In our series, two cases revealed bland-looking histology, but one case showed a high-grade feature (case #1). It had a high mitotic rate (20/10HPF) and a high MIB-1 labeling index (38.4 %), suggesting malignant GNT. The differential diagnosis of this case included anaplastic clear cell ependymoma and anaplastic papillary glioneuronal tumor. We were able to rule out the possibility of an ependymoma, because immunohistochemically, this tumor did not show dot-like positivity for EMA and/or CD99. Moreover, electron microscopic examination did not reveal any ependymal features. To our knowledge, only leptomeningeal involvement has not been reported in any ependymoma. In addition, PGNT do not typically show primarily leptomeningeal development and/or leptomeningeal dissemination. Our case of high-grade DL-GNT (case #1) was similar to the Gardiman et al.’s high-grade DL-GNT. The existence of high-grade DL-GNT had been pointed out by Rossi et al. [22].

In contrast to low-grade histopathological features of usual DL-GNTs, they often showed aggressive biology like our case #3. Our case #3 showed wide leptomeningeal involvement of suprasella to brainstem and spinal cord, which could not be surgically removed entirely. The patient showed respiratory difficulty and was discharged to the nursing home with ventilator in a poor recovery state, 1 month after operation.

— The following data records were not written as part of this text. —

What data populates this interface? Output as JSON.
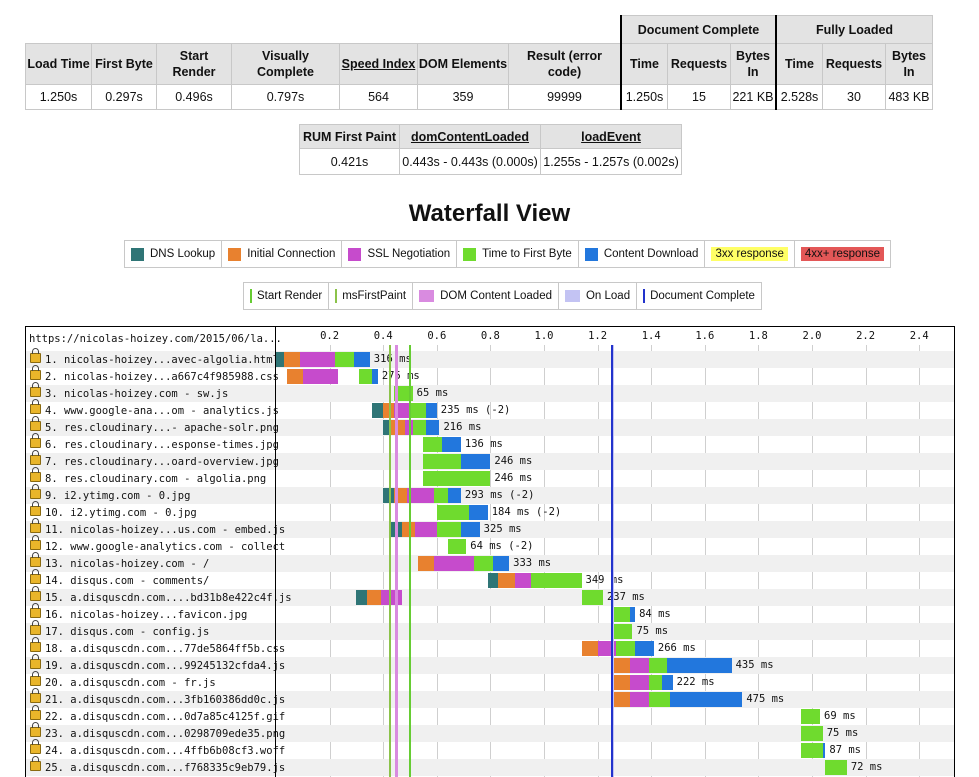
{
  "summary": {
    "headers": [
      "Load Time",
      "First Byte",
      "Start Render",
      "Visually Complete",
      "Speed Index",
      "DOM Elements",
      "Result (error code)"
    ],
    "values": [
      "1.250s",
      "0.297s",
      "0.496s",
      "0.797s",
      "564",
      "359",
      "99999"
    ],
    "doc_complete": {
      "title": "Document Complete",
      "headers": [
        "Time",
        "Requests",
        "Bytes In"
      ],
      "values": [
        "1.250s",
        "15",
        "221 KB"
      ]
    },
    "fully_loaded": {
      "title": "Fully Loaded",
      "headers": [
        "Time",
        "Requests",
        "Bytes In"
      ],
      "values": [
        "2.528s",
        "30",
        "483 KB"
      ]
    }
  },
  "rum": {
    "headers": [
      "RUM First Paint",
      "domContentLoaded",
      "loadEvent"
    ],
    "values": [
      "0.421s",
      "0.443s - 0.443s (0.000s)",
      "1.255s - 1.257s (0.002s)"
    ]
  },
  "waterfall_title": "Waterfall View",
  "legend1": [
    {
      "label": "DNS Lookup",
      "color": "#2f7576"
    },
    {
      "label": "Initial Connection",
      "color": "#e8812f"
    },
    {
      "label": "SSL Negotiation",
      "color": "#c64bcc"
    },
    {
      "label": "Time to First Byte",
      "color": "#6fdb2e"
    },
    {
      "label": "Content Download",
      "color": "#2277dd"
    },
    {
      "label": "3xx response",
      "color": "#ffff66"
    },
    {
      "label": "4xx+ response",
      "color": "#e35757"
    }
  ],
  "legend2": [
    {
      "label": "Start Render",
      "color": "#66cc33",
      "kind": "line"
    },
    {
      "label": "msFirstPaint",
      "color": "#8bc34a",
      "kind": "line"
    },
    {
      "label": "DOM Content Loaded",
      "color": "#d98be0",
      "kind": "box"
    },
    {
      "label": "On Load",
      "color": "#c3c3f3",
      "kind": "box"
    },
    {
      "label": "Document Complete",
      "color": "#2233cc",
      "kind": "line"
    }
  ],
  "waterfall": {
    "page_url": "https://nicolas-hoizey.com/2015/06/la...",
    "ticks": [
      "0.2",
      "0.4",
      "0.6",
      "0.8",
      "1.0",
      "1.2",
      "1.4",
      "1.6",
      "1.8",
      "2.0",
      "2.2",
      "2.4"
    ],
    "events": {
      "start_render": 0.496,
      "first_paint": 0.421,
      "dom_content_loaded": 0.443,
      "on_load": 1.255,
      "document_complete": 1.25
    },
    "requests": [
      {
        "label": "1. nicolas-hoizey...avec-algolia.html",
        "duration": "316 ms",
        "phases": [
          [
            "dns",
            0,
            0.03
          ],
          [
            "connect",
            0.03,
            0.09
          ],
          [
            "ssl",
            0.09,
            0.22
          ],
          [
            "ttfb",
            0.22,
            0.29
          ],
          [
            "download",
            0.29,
            0.35
          ]
        ]
      },
      {
        "label": "2. nicolas-hoizey...a667c4f985988.css",
        "duration": "275 ms",
        "phases": [
          [
            "connect",
            0.04,
            0.1
          ],
          [
            "ssl",
            0.1,
            0.23
          ],
          [
            "ttfb",
            0.31,
            0.36
          ],
          [
            "download",
            0.36,
            0.38
          ]
        ]
      },
      {
        "label": "3. nicolas-hoizey.com - sw.js",
        "duration": "65 ms",
        "phases": [
          [
            "ttfb",
            0.44,
            0.51
          ]
        ]
      },
      {
        "label": "4. www.google-ana...om - analytics.js",
        "duration": "235 ms (-2)",
        "phases": [
          [
            "dns",
            0.36,
            0.4
          ],
          [
            "connect",
            0.4,
            0.44
          ],
          [
            "ssl",
            0.44,
            0.5
          ],
          [
            "ttfb",
            0.5,
            0.56
          ],
          [
            "download",
            0.56,
            0.6
          ]
        ]
      },
      {
        "label": "5. res.cloudinary...- apache-solr.png",
        "duration": "216 ms",
        "phases": [
          [
            "dns",
            0.4,
            0.43
          ],
          [
            "connect",
            0.43,
            0.48
          ],
          [
            "ssl",
            0.48,
            0.51
          ],
          [
            "ttfb",
            0.51,
            0.56
          ],
          [
            "download",
            0.56,
            0.61
          ]
        ]
      },
      {
        "label": "6. res.cloudinary...esponse-times.jpg",
        "duration": "136 ms",
        "phases": [
          [
            "ttfb",
            0.55,
            0.62
          ],
          [
            "download",
            0.62,
            0.69
          ]
        ]
      },
      {
        "label": "7. res.cloudinary...oard-overview.jpg",
        "duration": "246 ms",
        "phases": [
          [
            "ttfb",
            0.55,
            0.69
          ],
          [
            "download",
            0.69,
            0.8
          ]
        ]
      },
      {
        "label": "8. res.cloudinary.com - algolia.png",
        "duration": "246 ms",
        "phases": [
          [
            "ttfb",
            0.55,
            0.8
          ]
        ]
      },
      {
        "label": "9. i2.ytimg.com - 0.jpg",
        "duration": "293 ms (-2)",
        "phases": [
          [
            "dns",
            0.4,
            0.44
          ],
          [
            "connect",
            0.44,
            0.49
          ],
          [
            "ssl",
            0.49,
            0.59
          ],
          [
            "ttfb",
            0.59,
            0.64
          ],
          [
            "download",
            0.64,
            0.69
          ]
        ]
      },
      {
        "label": "10. i2.ytimg.com - 0.jpg",
        "duration": "184 ms (-2)",
        "phases": [
          [
            "ttfb",
            0.6,
            0.72
          ],
          [
            "download",
            0.72,
            0.79
          ]
        ]
      },
      {
        "label": "11. nicolas-hoizey...us.com - embed.js",
        "duration": "325 ms",
        "phases": [
          [
            "dns",
            0.43,
            0.47
          ],
          [
            "connect",
            0.47,
            0.52
          ],
          [
            "ssl",
            0.52,
            0.6
          ],
          [
            "ttfb",
            0.6,
            0.69
          ],
          [
            "download",
            0.69,
            0.76
          ]
        ]
      },
      {
        "label": "12. www.google-analytics.com - collect",
        "duration": "64 ms (-2)",
        "phases": [
          [
            "ttfb",
            0.64,
            0.71
          ]
        ]
      },
      {
        "label": "13. nicolas-hoizey.com - /",
        "duration": "333 ms",
        "phases": [
          [
            "connect",
            0.53,
            0.59
          ],
          [
            "ssl",
            0.59,
            0.74
          ],
          [
            "ttfb",
            0.74,
            0.81
          ],
          [
            "download",
            0.81,
            0.87
          ]
        ]
      },
      {
        "label": "14. disqus.com - comments/",
        "duration": "349 ms",
        "phases": [
          [
            "dns",
            0.79,
            0.83
          ],
          [
            "connect",
            0.83,
            0.89
          ],
          [
            "ssl",
            0.89,
            0.95
          ],
          [
            "ttfb",
            0.95,
            1.14
          ]
        ]
      },
      {
        "label": "15. a.disquscdn.com....bd31b8e422c4f.js",
        "duration": "237 ms",
        "phases": [
          [
            "dns",
            0.3,
            0.34
          ],
          [
            "connect",
            0.34,
            0.39
          ],
          [
            "ssl",
            0.39,
            0.47
          ],
          [
            "ttfb",
            1.14,
            1.22
          ]
        ]
      },
      {
        "label": "16. nicolas-hoizey...favicon.jpg",
        "duration": "84 ms",
        "phases": [
          [
            "ttfb",
            1.26,
            1.32
          ],
          [
            "download",
            1.32,
            1.34
          ]
        ]
      },
      {
        "label": "17. disqus.com - config.js",
        "duration": "75 ms",
        "phases": [
          [
            "ttfb",
            1.26,
            1.33
          ]
        ]
      },
      {
        "label": "18. a.disquscdn.com...77de5864ff5b.css",
        "duration": "266 ms",
        "phases": [
          [
            "connect",
            1.14,
            1.2
          ],
          [
            "ssl",
            1.2,
            1.27
          ],
          [
            "ttfb",
            1.27,
            1.34
          ],
          [
            "download",
            1.34,
            1.41
          ]
        ]
      },
      {
        "label": "19. a.disquscdn.com...99245132cfda4.js",
        "duration": "435 ms",
        "phases": [
          [
            "connect",
            1.26,
            1.32
          ],
          [
            "ssl",
            1.32,
            1.39
          ],
          [
            "ttfb",
            1.39,
            1.46
          ],
          [
            "download",
            1.46,
            1.7
          ]
        ]
      },
      {
        "label": "20. a.disquscdn.com - fr.js",
        "duration": "222 ms",
        "phases": [
          [
            "connect",
            1.26,
            1.32
          ],
          [
            "ssl",
            1.32,
            1.39
          ],
          [
            "ttfb",
            1.39,
            1.44
          ],
          [
            "download",
            1.44,
            1.48
          ]
        ]
      },
      {
        "label": "21. a.disquscdn.com...3fb160386dd0c.js",
        "duration": "475 ms",
        "phases": [
          [
            "connect",
            1.26,
            1.32
          ],
          [
            "ssl",
            1.32,
            1.39
          ],
          [
            "ttfb",
            1.39,
            1.47
          ],
          [
            "download",
            1.47,
            1.74
          ]
        ]
      },
      {
        "label": "22. a.disquscdn.com...0d7a85c4125f.gif",
        "duration": "69 ms",
        "phases": [
          [
            "ttfb",
            1.96,
            2.03
          ]
        ]
      },
      {
        "label": "23. a.disquscdn.com...0298709ede35.png",
        "duration": "75 ms",
        "phases": [
          [
            "ttfb",
            1.96,
            2.04
          ]
        ]
      },
      {
        "label": "24. a.disquscdn.com...4ffb6b08cf3.woff",
        "duration": "87 ms",
        "phases": [
          [
            "ttfb",
            1.96,
            2.04
          ],
          [
            "download",
            2.04,
            2.05
          ]
        ]
      },
      {
        "label": "25. a.disquscdn.com...f768335c9eb79.js",
        "duration": "72 ms",
        "phases": [
          [
            "ttfb",
            2.05,
            2.13
          ]
        ]
      }
    ]
  }
}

The main differential diagnosis of the DL-GNTs is primary DL-glioma/gliomatosis, which also can be either high- or low-grade glioma [1, 13, 18, 19]. They should be differentiated histomorphologically and/or immunohistochemically and ultrastructurally. DL-GNT should be positive for both neuronal and glial markers, while DL-glioma/gliomatosis is negative for neuronal markers.

Conclusion

Here, we have reported three cases of DL-GNTs, which showed particular clinicopathological and radiological features, specifically, plaque-like dural thickening by the tumor involvement, with minor parenchymal involvement, as well as a neurocytoma-like bland-looking histology with immunohistochemical glioneuronal differentiation. Even though they are histologically benign, they can show aggressive behavior due to tendency of involvement of wide area of leptomeninges and common development around the brainstem, resulting in difficulty in surgical intervention. Further clinicopathological data with molecular genetic study are required for establishing DL-GNT as a unique entity.